Netflix boss Reed Hastings has hit out at the French cinema "establishment", which he claims wants to block the streaming giant's movies from the Cannes film festival.
Hastings took to his personal Facebook account late Wednesday to claim that "the establishment is closing ranks against us", after Cannes effectively slapped a ban on future Netflix-backed movies at the world's leading film festival.
The organisers said they were forced to change their rules after the streaming giant refused to screen its two films in the running for this year's Palme d'Or top prize in French cinemas.
"From now on every film wishing to be in competition at Cannes must be shown in French cinemas afterwards," they said in a statement.
But Hastings - whose Silicon Valley-based operation now has 100 million subscribers - placed the blame squarely at the door of French cinemas.
He said: See Okja (a new a sci-fi thriller) on Netflix June 20th.

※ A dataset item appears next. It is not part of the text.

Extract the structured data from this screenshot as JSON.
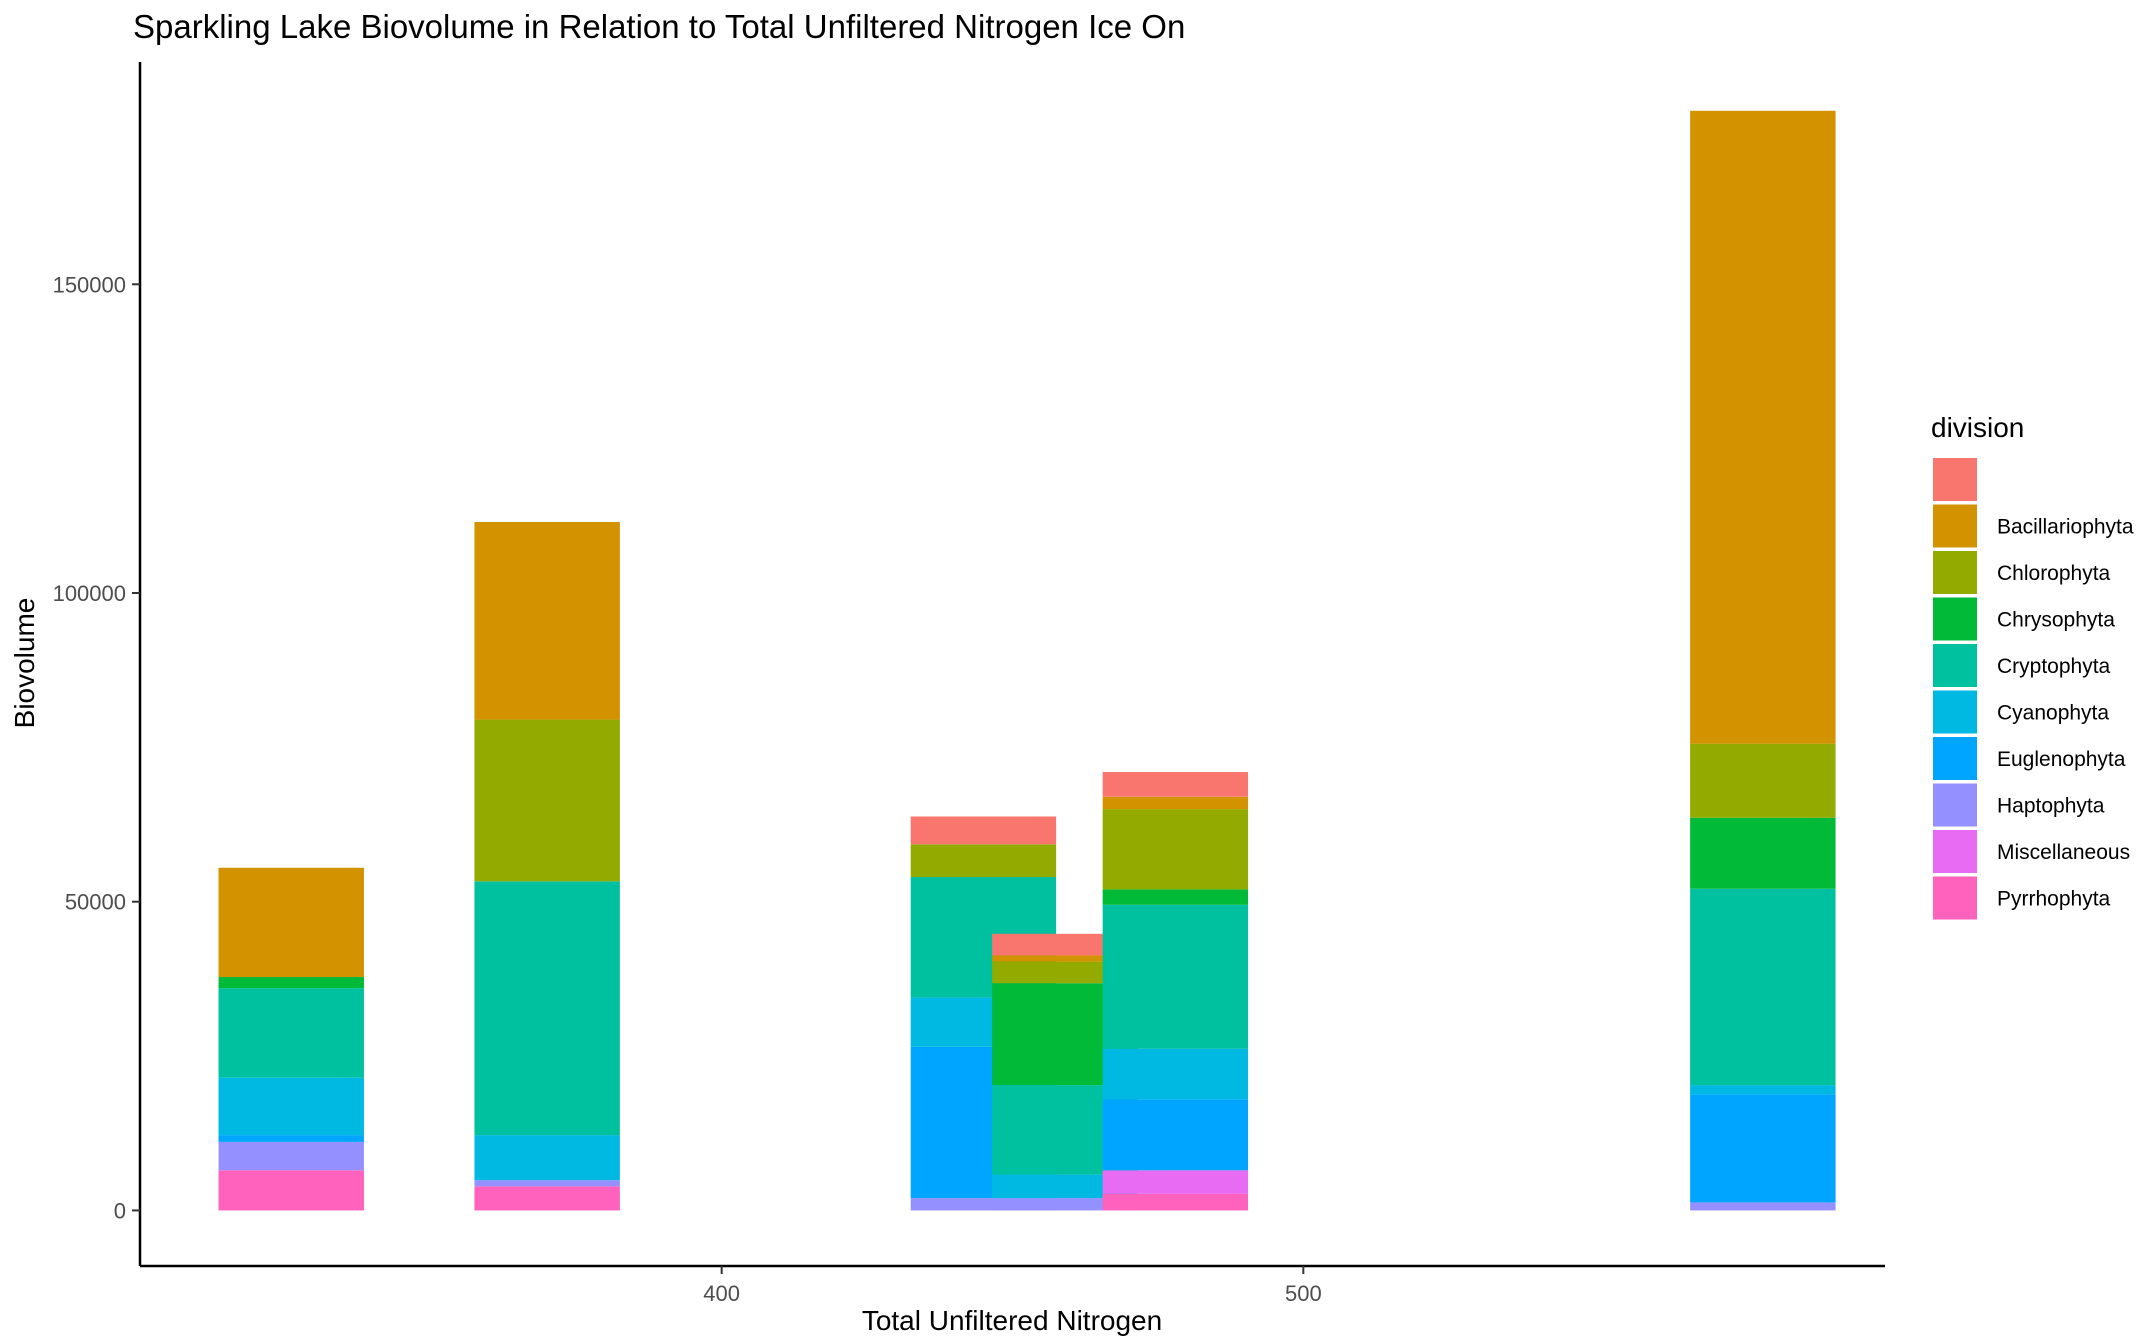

Amazing film that theatre chains want to block us from entering into Cannes film festival competition."
Okja, starring Tilda Swinton, will nevertheless compete alongside another Netflix-based movie The Meyerowitz Stories - starring Adam Sandler and Ben Stiller - for the Palme at the festival, which starts next week.
The crux of the Cannes row turns on French law, which restricts online streaming until three years after a movie is put on general release.
'Change the rules'
The battle prompted French directors and producers Thursday to appeal to their government to change rules.

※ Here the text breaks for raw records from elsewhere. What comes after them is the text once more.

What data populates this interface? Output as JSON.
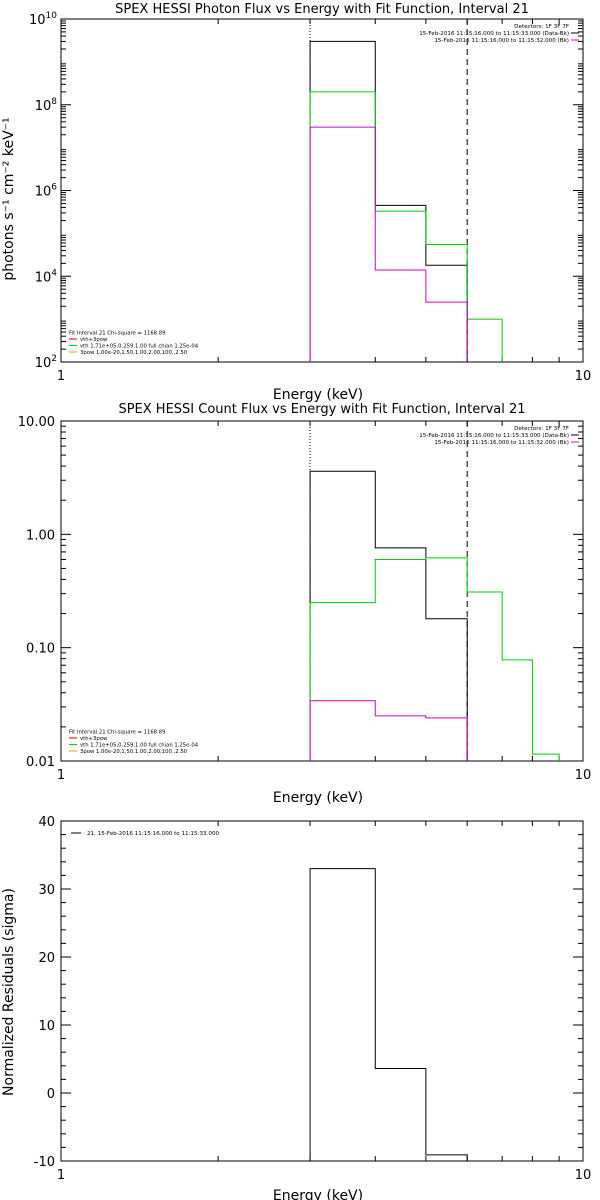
{
  "chart_data": [
    {
      "type": "line",
      "title": "SPEX HESSI Photon Flux vs Energy with Fit Function, Interval 21",
      "xlabel": "Energy (keV)",
      "ylabel": "photons s⁻¹ cm⁻² keV⁻¹",
      "xscale": "log",
      "yscale": "log",
      "xlim": [
        1,
        10
      ],
      "ylim": [
        100,
        10000000000
      ],
      "x_ticks": [
        {
          "value": 1,
          "label": "1"
        },
        {
          "value": 10,
          "label": "10"
        }
      ],
      "y_ticks": [
        {
          "value": 100,
          "base": "10",
          "exp": "2"
        },
        {
          "value": 10000,
          "base": "10",
          "exp": "4"
        },
        {
          "value": 1000000,
          "base": "10",
          "exp": "6"
        },
        {
          "value": 100000000,
          "base": "10",
          "exp": "8"
        },
        {
          "value": 10000000000,
          "base": "10",
          "exp": "10"
        }
      ],
      "series": [
        {
          "color": "#000000",
          "bins": [
            [
              3,
              4,
              3000000000
            ],
            [
              4,
              5,
              450000
            ],
            [
              5,
              6,
              18000
            ]
          ]
        },
        {
          "color": "#00cc00",
          "bins": [
            [
              3,
              4,
              200000000
            ],
            [
              4,
              5,
              330000
            ],
            [
              5,
              6,
              55000
            ],
            [
              6,
              7,
              1000
            ]
          ]
        },
        {
          "color": "#cc00cc",
          "bins": [
            [
              3,
              4,
              30000000
            ],
            [
              4,
              5,
              14000
            ],
            [
              5,
              6,
              2500
            ]
          ]
        }
      ],
      "vlines": [
        {
          "x": 3,
          "style": "dotted"
        },
        {
          "x": 6,
          "style": "dashed"
        }
      ],
      "legend_top_right": [
        {
          "text": "Detectors: 1F 3F 7F",
          "color": ""
        },
        {
          "text": "15-Feb-2016 11:15:16.000 to 11:15:33.000 (Data-Bk)",
          "color": "#000000"
        },
        {
          "text": "15-Feb-2016 11:15:16.000 to 11:15:32.000 (Bk)",
          "color": "#cc00cc"
        }
      ],
      "legend_bottom_left": [
        {
          "text": "Fit Interval 21   Chi-square = 1168.89",
          "color": ""
        },
        {
          "text": "vth+3pow",
          "color": "#cc0000"
        },
        {
          "text": "vth 1.71e+05,0.259,1.00  full chian 1.25e-04",
          "color": "#00cc00"
        },
        {
          "text": "3pow 1.00e-20,1.50,1.00,2.00,100.,2.50",
          "color": "#ccaa00"
        }
      ]
    },
    {
      "type": "line",
      "title": "SPEX HESSI Count Flux vs Energy with Fit Function, Interval 21",
      "xlabel": "Energy (keV)",
      "ylabel": "",
      "xscale": "log",
      "yscale": "log",
      "xlim": [
        1,
        10
      ],
      "ylim": [
        0.01,
        10
      ],
      "x_ticks": [
        {
          "value": 1,
          "label": "1"
        },
        {
          "value": 10,
          "label": "10"
        }
      ],
      "y_ticks": [
        {
          "value": 0.01,
          "label": "0.01"
        },
        {
          "value": 0.1,
          "label": "0.10"
        },
        {
          "value": 1,
          "label": "1.00"
        },
        {
          "value": 10,
          "label": "10.00"
        }
      ],
      "series": [
        {
          "color": "#000000",
          "bins": [
            [
              3,
              4,
              3.6
            ],
            [
              4,
              5,
              0.76
            ],
            [
              5,
              6,
              0.18
            ]
          ]
        },
        {
          "color": "#00cc00",
          "bins": [
            [
              3,
              4,
              0.25
            ],
            [
              4,
              5,
              0.6
            ],
            [
              5,
              6,
              0.62
            ],
            [
              6,
              7,
              0.31
            ],
            [
              7,
              8,
              0.078
            ],
            [
              8,
              9,
              0.0115
            ]
          ]
        },
        {
          "color": "#cc00cc",
          "bins": [
            [
              3,
              4,
              0.034
            ],
            [
              4,
              5,
              0.025
            ],
            [
              5,
              6,
              0.024
            ]
          ]
        }
      ],
      "vlines": [
        {
          "x": 3,
          "style": "dotted"
        },
        {
          "x": 6,
          "style": "dashed"
        }
      ],
      "legend_top_right": [
        {
          "text": "Detectors: 1F 3F 7F",
          "color": ""
        },
        {
          "text": "15-Feb-2016 11:15:16.000 to 11:15:33.000 (Data-Bk)",
          "color": "#000000"
        },
        {
          "text": "15-Feb-2016 11:15:16.000 to 11:15:32.000 (Bk)",
          "color": "#cc00cc"
        }
      ],
      "legend_bottom_left": [
        {
          "text": "Fit Interval 21   Chi-square = 1168.89",
          "color": ""
        },
        {
          "text": "vth+3pow",
          "color": "#cc0000"
        },
        {
          "text": "vth 1.71e+05,0.259,1.00  full chian 1.25e-04",
          "color": "#00cc00"
        },
        {
          "text": "3pow 1.00e-20,1.50,1.00,2.00,100.,2.50",
          "color": "#ccaa00"
        }
      ]
    },
    {
      "type": "line",
      "title": "",
      "xlabel": "Energy (keV)",
      "ylabel": "Normalized Residuals (sigma)",
      "xscale": "log",
      "yscale": "linear",
      "xlim": [
        1,
        10
      ],
      "ylim": [
        -10,
        40
      ],
      "x_ticks": [
        {
          "value": 1,
          "label": "1"
        },
        {
          "value": 10,
          "label": "10"
        }
      ],
      "y_ticks": [
        {
          "value": -10,
          "label": "-10"
        },
        {
          "value": 0,
          "label": "0"
        },
        {
          "value": 10,
          "label": "10"
        },
        {
          "value": 20,
          "label": "20"
        },
        {
          "value": 30,
          "label": "30"
        },
        {
          "value": 40,
          "label": "40"
        }
      ],
      "series": [
        {
          "color": "#000000",
          "bins": [
            [
              3,
              4,
              33
            ],
            [
              4,
              5,
              3.6
            ],
            [
              5,
              6,
              -9.1
            ]
          ]
        }
      ],
      "vlines": [],
      "legend_top_left": [
        {
          "text": "21. 15-Feb-2016 11:15:16.000 to 11:15:33.000",
          "color": "#000000"
        }
      ]
    }
  ]
}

"More than ever our rules look out of date," said director Claude Lelouch, who heads the ARP film-makers' lobby group.
Under the present rules, films can bought, rented or watched on video on demand four months after they go on general release.
But subscription streaming platforms have to wait 36 months to show them.
The row comes as Netflix is locked in a bitter conflict with big US cinema chains.
Top Hollywood directors including director Sofia Coppola - whose new film The Beguiled is also competing at Cannes - have also urged their fans to watch their films first on the big screen rather than stream them on tablets and phones.
French cinema owners reacted furiously last month after four films distributed by streaming rivals Netflix and Amazon were chosen to run for Cannes' top prize.
Festival organisers tried to negotiate a compromise, with a "limited release" of the movies in France mooted.
But faced with the possibility of a Palme d'Or-winning film being shown in only "one or two screens" in France, talks with Netflix broke down.
Amazon, on the other hand, is giving its film, The Beguiled, a proper cinematic release in France, as it did with Woody Allen's Cannes contender last year, Cafe Society.
Netflix's long-running battle with cinema chains in the US centres on its insistence on releasing its movies online the same day as they hit theatres.
In 2015 most of the big multiplex chains refused to screen the long-awaited Netflix-made sequel to the martial arts blockbuster Crouching Tiger, Hidden Dragon.
The film reportedly bombed, with Netflix taking the highly unusual step of not releasing its box office figures.
Its online rival Amazon has taken a very different approach.
Rather than confronting the cinema establishment, Amazon Studios courts Hollywood, releasing its films in theatres before they are made available to subscribers.
Nineteen films are in competition for the Palme d'Or, with Nicole Kidman starring in three in the official selection.